4. Create a 'admin' non-root user, use root to force a weak password.

To create a new user account, invoke the useradd command followed by the name of the user. For this example, I created a new user called john.

sudo useradd john

With the new user created, we will now give it administrative rights. For this we'll use the usermod command like so:

sudo usermod -aG wheel john

To be able to log in as the newly created user, you need to set the user password. To do that run the passwd command followed by the username:

sudo passwd john

You will be prompted to enter and confirm the password. For this example, we will use a weak password i.e. admin.

Through sudo, we were able to force a weak password for the user john.

This experiment shows that it is very easy for attackers to take over the server once he/she is able to successfully login into a user. Once inside, the attacker can easily obtain administrative rights and proceed to extract data from the server. Hence, it is very important that unique and strong passwords are set for all users especially root to minimize the chances of a successful brute-force attack. Having a basic system hardening policy that ensures vendor default credentials are disabled or changed before the system goes live can help prevent the occurrences of breaches. Therefore, system hardening is a requirement in every best practice security framework or compliance requirement.

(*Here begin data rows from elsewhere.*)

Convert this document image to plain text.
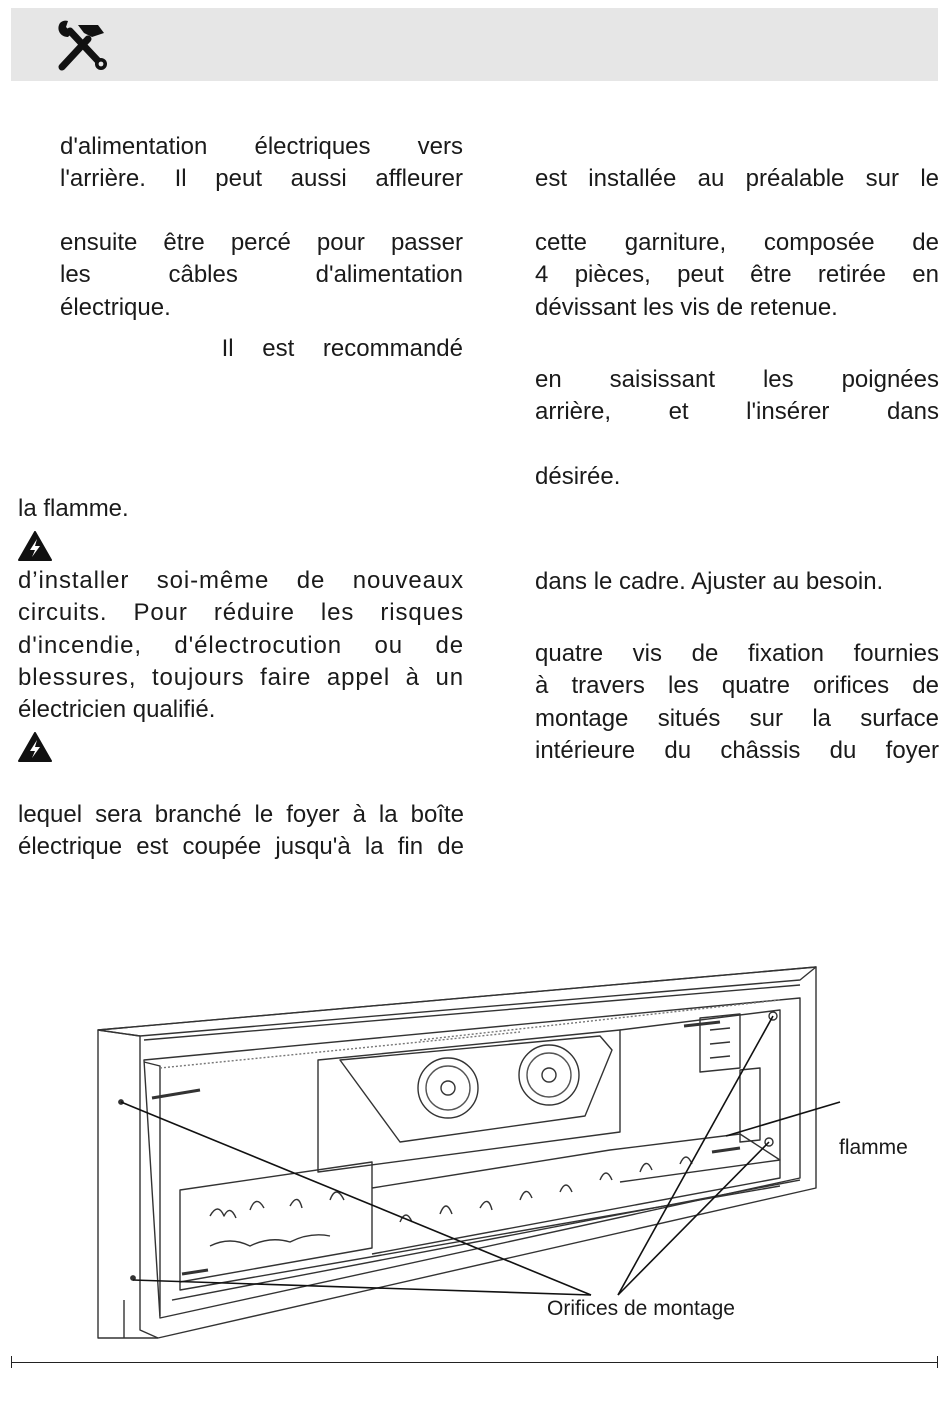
d'alimentation électriques vers

l'arrière. Il peut aussi affleurer

ensuite être percé pour passer

les câbles d'alimentation

électrique.

Il est recommandé

la flamme.

d’installer soi-même de nouveaux

circuits. Pour réduire les risques

d'incendie, d'électrocution ou de

blessures, toujours faire appel à un

électricien qualifié.

lequel sera branché le foyer à la boîte

électrique est coupée jusqu'à la fin de

est installée au préalable sur le

cette garniture, composée de

4 pièces, peut être retirée en

dévissant les vis de retenue.

en saisissant les poignées

arrière, et l'insérer dans

désirée.

dans le cadre. Ajuster au besoin.

quatre vis de fixation fournies

à travers les quatre orifices de

montage situés sur la surface

intérieure du châssis du foyer

flamme
Orifices de montage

This experiment also showcases a flaw to the Pushbullet alert mechanism. The pushbullet alert mechanism is only able to notify the user about the SSH login but not what happens inside i.e. what the attacker is doing. Even with Pushbullet, it is unable to provide a clear signal that the system has been compromised. Recording every command/action that occurs in the server is also not feasible as it would be inefficient and resource-wasting during peacetime. A better and more efficient solution would be to have known fixed whitelisted IP that can access the server via SSH. This will help limit and control access to the server only to trusted users, thus preventing attacks from external sources via SSH. Organizations can also implement privileged access management (PAM) to protect against the threats posed by credential theft and privilege misuse. PAM refers to a comprehensive cybersecurity strategy – comprising people, processes and technology – to control, monitor, secure and audit all human and non-human privileged identities and activities across an enterprise IT environment.